At least they don't have to contend with the pumps keeping them from becoming a modern day Atlantis constantly breaking down.
It'd help. Conceptually a lot is (likely to end up being) better condition wise for recovery for SE tex than it was for louisiana. But, y'know. Better =/= good, and all that.
Will say, one thing this has definitely drove home for me is that us folks out here around the gulf... we can't really afford to keep fucking around. Once a
decade storms of this magnitude of impact are apparently more than this general area can particularly rally from before the next hits, and there's better than even odds that rate is going to maintain or get more frequent.

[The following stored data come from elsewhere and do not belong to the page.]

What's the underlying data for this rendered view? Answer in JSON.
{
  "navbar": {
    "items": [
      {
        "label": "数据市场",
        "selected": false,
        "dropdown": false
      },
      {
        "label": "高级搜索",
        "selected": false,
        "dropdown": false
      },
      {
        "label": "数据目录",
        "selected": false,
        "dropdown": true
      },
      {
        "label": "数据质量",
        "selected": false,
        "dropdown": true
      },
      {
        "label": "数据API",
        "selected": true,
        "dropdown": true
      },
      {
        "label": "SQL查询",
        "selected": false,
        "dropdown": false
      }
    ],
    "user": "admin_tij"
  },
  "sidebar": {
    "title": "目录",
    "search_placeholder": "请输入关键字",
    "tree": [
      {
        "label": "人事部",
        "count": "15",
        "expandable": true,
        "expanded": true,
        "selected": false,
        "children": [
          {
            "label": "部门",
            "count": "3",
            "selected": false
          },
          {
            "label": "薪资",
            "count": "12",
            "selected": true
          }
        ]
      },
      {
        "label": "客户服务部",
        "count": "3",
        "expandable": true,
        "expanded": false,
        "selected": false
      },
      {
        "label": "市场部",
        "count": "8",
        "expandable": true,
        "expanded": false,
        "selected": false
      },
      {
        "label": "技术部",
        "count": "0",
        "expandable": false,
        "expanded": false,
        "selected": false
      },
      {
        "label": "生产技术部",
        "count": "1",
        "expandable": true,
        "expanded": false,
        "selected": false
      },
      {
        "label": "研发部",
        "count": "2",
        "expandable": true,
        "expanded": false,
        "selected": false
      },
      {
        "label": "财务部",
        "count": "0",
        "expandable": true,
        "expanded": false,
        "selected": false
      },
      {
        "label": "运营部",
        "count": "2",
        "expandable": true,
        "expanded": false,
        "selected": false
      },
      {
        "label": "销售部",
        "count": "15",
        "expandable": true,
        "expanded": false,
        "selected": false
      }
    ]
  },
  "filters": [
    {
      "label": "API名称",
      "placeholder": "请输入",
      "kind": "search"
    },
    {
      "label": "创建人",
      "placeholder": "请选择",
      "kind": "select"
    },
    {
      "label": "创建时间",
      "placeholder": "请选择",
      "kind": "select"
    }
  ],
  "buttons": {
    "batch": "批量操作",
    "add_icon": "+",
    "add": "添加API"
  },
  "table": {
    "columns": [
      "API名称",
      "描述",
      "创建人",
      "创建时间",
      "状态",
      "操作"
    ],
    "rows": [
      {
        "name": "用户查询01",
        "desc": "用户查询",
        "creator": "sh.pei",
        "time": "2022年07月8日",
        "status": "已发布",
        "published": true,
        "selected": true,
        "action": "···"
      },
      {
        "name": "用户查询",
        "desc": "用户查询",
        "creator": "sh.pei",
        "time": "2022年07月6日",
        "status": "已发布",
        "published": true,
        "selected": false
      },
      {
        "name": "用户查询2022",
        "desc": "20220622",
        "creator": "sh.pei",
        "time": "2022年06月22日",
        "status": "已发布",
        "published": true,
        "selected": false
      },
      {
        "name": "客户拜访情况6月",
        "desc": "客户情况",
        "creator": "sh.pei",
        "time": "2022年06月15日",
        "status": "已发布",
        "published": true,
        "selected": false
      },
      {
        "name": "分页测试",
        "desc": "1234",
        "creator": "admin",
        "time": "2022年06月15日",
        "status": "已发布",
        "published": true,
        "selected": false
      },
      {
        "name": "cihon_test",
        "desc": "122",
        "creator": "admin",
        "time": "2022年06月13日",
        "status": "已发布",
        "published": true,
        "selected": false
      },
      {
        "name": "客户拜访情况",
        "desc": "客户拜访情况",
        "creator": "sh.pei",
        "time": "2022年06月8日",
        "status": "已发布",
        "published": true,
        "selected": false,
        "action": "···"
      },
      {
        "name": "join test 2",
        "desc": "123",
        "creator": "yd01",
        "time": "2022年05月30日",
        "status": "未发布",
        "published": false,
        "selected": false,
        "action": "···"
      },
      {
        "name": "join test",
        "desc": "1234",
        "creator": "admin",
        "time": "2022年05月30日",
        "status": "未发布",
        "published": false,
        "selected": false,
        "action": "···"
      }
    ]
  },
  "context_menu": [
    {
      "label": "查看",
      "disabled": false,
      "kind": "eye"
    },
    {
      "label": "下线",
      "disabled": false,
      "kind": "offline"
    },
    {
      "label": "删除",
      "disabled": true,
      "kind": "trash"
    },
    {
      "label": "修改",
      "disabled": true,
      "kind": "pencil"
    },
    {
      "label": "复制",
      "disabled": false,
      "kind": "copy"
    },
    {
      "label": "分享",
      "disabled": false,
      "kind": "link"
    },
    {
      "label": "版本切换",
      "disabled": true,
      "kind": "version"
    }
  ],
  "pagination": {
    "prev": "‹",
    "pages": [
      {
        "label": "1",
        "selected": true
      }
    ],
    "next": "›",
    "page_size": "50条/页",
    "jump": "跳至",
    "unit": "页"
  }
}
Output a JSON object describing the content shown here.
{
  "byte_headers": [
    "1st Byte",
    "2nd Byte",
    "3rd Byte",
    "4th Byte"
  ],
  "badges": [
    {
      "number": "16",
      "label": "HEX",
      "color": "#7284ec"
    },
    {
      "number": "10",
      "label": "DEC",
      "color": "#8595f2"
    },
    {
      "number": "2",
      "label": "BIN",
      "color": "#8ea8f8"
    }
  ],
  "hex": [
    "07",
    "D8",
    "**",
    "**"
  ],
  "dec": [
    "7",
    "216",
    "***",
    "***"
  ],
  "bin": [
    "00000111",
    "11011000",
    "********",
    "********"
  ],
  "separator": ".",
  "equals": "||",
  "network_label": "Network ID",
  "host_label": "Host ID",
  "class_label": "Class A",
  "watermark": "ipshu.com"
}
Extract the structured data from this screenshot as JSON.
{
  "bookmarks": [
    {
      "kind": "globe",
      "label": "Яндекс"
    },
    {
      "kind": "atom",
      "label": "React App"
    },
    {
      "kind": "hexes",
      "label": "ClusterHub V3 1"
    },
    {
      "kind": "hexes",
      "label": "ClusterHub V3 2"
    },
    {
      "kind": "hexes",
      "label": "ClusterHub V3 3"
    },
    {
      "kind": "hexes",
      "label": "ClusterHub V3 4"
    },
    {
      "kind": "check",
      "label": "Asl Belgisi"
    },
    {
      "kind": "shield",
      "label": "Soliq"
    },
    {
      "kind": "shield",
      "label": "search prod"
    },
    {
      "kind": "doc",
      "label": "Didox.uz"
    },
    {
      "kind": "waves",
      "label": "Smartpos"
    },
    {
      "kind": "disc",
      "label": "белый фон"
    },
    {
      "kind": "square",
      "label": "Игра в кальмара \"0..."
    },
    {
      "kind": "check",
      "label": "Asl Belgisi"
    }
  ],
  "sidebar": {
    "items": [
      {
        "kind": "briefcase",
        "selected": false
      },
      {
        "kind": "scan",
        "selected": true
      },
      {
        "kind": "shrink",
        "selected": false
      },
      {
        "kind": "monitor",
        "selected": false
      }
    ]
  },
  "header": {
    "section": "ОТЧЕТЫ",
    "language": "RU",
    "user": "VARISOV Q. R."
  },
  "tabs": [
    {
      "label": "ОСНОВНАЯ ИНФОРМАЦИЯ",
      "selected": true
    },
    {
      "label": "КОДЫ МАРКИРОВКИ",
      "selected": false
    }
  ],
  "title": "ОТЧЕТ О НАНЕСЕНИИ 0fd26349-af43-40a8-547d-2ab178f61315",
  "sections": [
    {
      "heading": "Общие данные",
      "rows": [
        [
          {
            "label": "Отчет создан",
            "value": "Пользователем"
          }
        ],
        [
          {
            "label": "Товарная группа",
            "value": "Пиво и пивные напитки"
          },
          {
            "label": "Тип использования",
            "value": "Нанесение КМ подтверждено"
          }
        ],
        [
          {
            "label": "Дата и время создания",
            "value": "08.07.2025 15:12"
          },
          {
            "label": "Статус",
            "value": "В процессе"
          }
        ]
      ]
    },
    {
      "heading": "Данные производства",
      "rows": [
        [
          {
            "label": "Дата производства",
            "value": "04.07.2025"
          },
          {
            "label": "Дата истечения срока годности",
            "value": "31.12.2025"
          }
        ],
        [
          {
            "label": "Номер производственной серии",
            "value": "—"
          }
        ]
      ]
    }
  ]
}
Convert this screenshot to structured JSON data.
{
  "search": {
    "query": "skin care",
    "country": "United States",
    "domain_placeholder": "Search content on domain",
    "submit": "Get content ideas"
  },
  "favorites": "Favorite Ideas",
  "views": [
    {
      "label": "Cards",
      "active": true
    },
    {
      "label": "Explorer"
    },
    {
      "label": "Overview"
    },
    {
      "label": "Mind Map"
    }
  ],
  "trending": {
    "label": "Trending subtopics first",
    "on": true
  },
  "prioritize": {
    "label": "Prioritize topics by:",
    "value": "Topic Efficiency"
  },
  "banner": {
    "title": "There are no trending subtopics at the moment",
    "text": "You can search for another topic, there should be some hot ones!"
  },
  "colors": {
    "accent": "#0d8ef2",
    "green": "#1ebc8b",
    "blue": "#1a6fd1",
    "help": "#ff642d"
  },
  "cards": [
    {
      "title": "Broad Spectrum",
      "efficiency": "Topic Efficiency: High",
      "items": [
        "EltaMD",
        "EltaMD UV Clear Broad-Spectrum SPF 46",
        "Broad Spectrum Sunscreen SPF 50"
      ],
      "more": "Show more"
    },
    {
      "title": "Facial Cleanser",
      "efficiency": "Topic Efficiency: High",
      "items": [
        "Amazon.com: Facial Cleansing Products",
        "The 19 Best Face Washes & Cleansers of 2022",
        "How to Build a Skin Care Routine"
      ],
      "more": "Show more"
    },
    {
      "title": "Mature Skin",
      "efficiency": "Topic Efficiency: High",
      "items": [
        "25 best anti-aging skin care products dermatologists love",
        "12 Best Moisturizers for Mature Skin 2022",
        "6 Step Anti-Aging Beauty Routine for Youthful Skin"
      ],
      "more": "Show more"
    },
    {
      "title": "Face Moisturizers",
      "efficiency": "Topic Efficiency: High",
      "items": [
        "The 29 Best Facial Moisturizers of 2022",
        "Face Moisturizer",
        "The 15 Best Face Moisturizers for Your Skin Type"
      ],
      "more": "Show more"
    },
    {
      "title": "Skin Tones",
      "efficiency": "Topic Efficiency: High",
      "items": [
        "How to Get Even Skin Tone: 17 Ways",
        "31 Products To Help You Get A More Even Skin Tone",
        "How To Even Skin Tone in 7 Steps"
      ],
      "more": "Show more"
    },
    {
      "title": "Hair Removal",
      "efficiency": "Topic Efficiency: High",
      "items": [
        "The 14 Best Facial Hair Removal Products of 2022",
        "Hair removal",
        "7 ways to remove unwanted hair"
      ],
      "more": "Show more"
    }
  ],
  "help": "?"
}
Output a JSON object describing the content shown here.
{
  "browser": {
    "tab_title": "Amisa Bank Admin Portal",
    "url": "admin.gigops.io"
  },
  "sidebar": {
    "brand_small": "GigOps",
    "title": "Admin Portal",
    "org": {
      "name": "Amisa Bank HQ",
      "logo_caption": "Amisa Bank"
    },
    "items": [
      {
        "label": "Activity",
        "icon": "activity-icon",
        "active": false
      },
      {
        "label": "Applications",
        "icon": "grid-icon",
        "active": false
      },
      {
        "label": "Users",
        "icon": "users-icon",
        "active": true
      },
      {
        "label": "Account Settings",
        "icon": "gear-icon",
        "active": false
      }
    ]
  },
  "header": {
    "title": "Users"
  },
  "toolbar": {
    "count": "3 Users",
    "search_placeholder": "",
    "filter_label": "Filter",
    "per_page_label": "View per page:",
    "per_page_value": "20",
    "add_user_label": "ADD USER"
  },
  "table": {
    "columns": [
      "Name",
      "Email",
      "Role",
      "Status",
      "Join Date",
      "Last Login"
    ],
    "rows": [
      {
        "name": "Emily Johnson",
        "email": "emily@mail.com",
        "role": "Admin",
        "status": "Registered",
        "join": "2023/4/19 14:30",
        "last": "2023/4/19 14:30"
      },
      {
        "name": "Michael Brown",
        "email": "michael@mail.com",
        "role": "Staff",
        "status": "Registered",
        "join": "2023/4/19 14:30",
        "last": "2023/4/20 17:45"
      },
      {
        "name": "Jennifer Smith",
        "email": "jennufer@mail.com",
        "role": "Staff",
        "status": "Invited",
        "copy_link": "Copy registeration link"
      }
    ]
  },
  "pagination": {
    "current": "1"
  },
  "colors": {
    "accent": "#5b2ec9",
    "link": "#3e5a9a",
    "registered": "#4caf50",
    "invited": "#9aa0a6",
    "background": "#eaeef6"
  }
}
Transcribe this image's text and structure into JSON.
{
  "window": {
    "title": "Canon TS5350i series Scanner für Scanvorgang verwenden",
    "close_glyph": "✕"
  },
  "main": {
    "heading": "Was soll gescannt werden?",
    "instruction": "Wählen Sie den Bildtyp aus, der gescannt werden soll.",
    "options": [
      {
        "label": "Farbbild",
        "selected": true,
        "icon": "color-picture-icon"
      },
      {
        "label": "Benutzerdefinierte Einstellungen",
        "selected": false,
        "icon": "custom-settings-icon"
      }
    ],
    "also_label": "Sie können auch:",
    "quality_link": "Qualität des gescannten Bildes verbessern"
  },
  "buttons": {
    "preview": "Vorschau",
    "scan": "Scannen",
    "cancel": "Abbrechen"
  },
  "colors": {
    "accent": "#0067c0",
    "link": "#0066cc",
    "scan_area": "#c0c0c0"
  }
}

If we don't get to the point we can handle cat 4+ hurricanes and historic flooding
without needing recovery efforts like katrina's aftermath had, or harvey's is looking to have, we're going to attrition out with variable degrees of speed over the next two or three or so generations... couple hundred years, whatever. Or at least get to where we can recover in a much shorter time period. And/or, really. Both is good.
But... as is, we're not going to be able to get away much longer with flood control reservoirs that aren't built
expecting shit we've never seen before, or regional flood insurance rates around 15%, or road conditions that can't manage to transport tens(/hundreds) of thousands without trouble even during heavy flooding, or coastal buildings that get knocked down by mere 140+ mph winds and multi-foot storm surges, and all the rest of it. Basically, the window for where not building what effectively are fortress cities geared for natural disaster is an option is shrinking. And, like. Single generation/lifetime shrinking, which is fucking terrifying if considering an environmental time scale.